In 1967, a young biologist re-wrote the history of life. “We are compound individuals,” declared unorthodox scientist Lynn Margulis, who argued that a multiplicity of life-forms existed and performed vital functions inside our own cells, acting like microscopic aliens. Margulis gave a name to this co-sharing by dissimilar organisms: endosymbiosis. Despite the fact it took some time for the scientific community to widely accept her ideas, they forever changed the ways in which life—its systems of organization and its logic of evolution—has been defined. 

Paying tribute to Margulis’s groundbreaking vision, artist Erin Espelie merges audio of the scientist’s radical ideas with outlandish sounds of oceanic creatures, like snapping shrimp, bearded seals, sperm whales. The result is a striking and mesmerizing short film that celebrates the diversity of life, the event of co-constitution, and the radical potential of biology.

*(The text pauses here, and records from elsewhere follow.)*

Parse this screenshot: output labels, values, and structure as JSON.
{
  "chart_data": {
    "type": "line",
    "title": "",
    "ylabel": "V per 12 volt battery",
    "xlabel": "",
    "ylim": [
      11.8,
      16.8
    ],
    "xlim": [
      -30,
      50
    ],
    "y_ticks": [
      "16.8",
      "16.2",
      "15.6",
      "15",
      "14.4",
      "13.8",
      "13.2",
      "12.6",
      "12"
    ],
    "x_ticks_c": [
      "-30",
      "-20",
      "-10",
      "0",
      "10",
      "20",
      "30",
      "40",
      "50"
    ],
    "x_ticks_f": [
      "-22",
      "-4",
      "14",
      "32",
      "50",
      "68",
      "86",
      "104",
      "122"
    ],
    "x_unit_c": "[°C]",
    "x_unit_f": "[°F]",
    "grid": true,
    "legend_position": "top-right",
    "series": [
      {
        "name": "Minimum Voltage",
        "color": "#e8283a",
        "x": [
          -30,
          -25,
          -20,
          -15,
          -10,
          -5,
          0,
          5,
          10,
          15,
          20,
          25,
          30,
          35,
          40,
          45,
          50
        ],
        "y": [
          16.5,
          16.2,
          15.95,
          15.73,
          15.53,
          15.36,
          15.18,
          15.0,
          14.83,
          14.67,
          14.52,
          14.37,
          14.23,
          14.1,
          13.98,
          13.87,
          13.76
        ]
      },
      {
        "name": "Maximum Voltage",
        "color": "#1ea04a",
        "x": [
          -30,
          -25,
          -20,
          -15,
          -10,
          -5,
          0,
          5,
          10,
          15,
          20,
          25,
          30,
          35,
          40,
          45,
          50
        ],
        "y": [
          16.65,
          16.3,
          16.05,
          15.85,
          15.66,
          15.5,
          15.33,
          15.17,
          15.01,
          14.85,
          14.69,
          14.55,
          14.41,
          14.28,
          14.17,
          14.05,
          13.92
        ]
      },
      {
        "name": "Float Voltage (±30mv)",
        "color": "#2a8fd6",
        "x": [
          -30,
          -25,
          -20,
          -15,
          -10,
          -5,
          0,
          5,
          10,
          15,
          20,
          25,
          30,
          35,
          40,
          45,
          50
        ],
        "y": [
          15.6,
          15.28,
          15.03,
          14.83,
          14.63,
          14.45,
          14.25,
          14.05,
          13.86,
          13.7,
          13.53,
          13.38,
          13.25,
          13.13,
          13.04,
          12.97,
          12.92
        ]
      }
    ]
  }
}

"内共生 (Inside the Shared Life)" is introduced with a short conversation between Erin Espelie and theorist and writer Dorion Sagan, son of biologist Lynn Margulis and astronomer Carl Sagan. 
 
DATES
April 15–28, 2020 
About Erin Espelie
Erin Espelie is a filmmaker whose works have been shown at the New York Film Festival, the British Film Institute, the Whitechapel Gallery in London, Anthology Film Archive in New York, the San Francisco Museum of Modern Art, and more. Her writing has appeared in SciArt Magazine, Labocine, The Brooklyn Rail, High Country News, and Natural History magazine. She is an Assistant Professor in the Department of Cinema Studies & the Moving Image Arts and the Department of Critical Media Practices and Co-Director of NEST (Nature, Environment, Science & Technology) Studio for the Arts at the University of Colorado Boulder. 
About Dorion Sagan
Writer, theorist, philosopher, and artist Dorion Sagan is author or coauthor of twenty-five books translated into fifteen languages, including several with biologist Lynn Margulis on planetary biology and evolution by symbiosis. He has also worked with Eric D. Schneider to popularize the thermodynamics of life. A former student of the School of the Museum of Fine Arts, Boston, his work has appeared in Natural History, Smithsonian magazine, Cabinet, Oberon, and the Los Angeles Review of Books, among other publications. With his parents, Carl Sagan and Lynn Margulis, he is first author of the entries for both “Life” and “Extraterrestrial Life” in the Encyclopedia Britannica.
About Filipa Ramos
Filipa Ramos is a Lisbon-born writer and lecturer based in London. She is Curator of Art Basel Film. Her research looks at human’s engagement with animals in the contexts of art and artists’ cinema. With Andrea Lissoni she founded and curates Vdrome, a programme of screenings of artists’ films. She is Lecturer at the MRes Arts at Central Saint Martins, London, and the Master Programme of the Arts Institute of the Hochschule für Gestaltung und Kunst, Fachhochschule Nordwestschweiz, Basel. 
She curates the ongoing symposia series The Shape of a Circle in the Mind of a Fish with Lucia Pietroiusti for the Serpentine Galleries. 
About Vdrome
Vdrome is an online cinema that offers regular, high-quality screenings of films and videos directed by visual artists and filmmakers whose production lies between contemporary art and cinema. Films are selected for the importance of their content, artistic quality, and innovative strength. Most of the works Vdrome presents are only shown in the context of film festivals, exhibitions, and surveys, thus being otherwise of very limited access.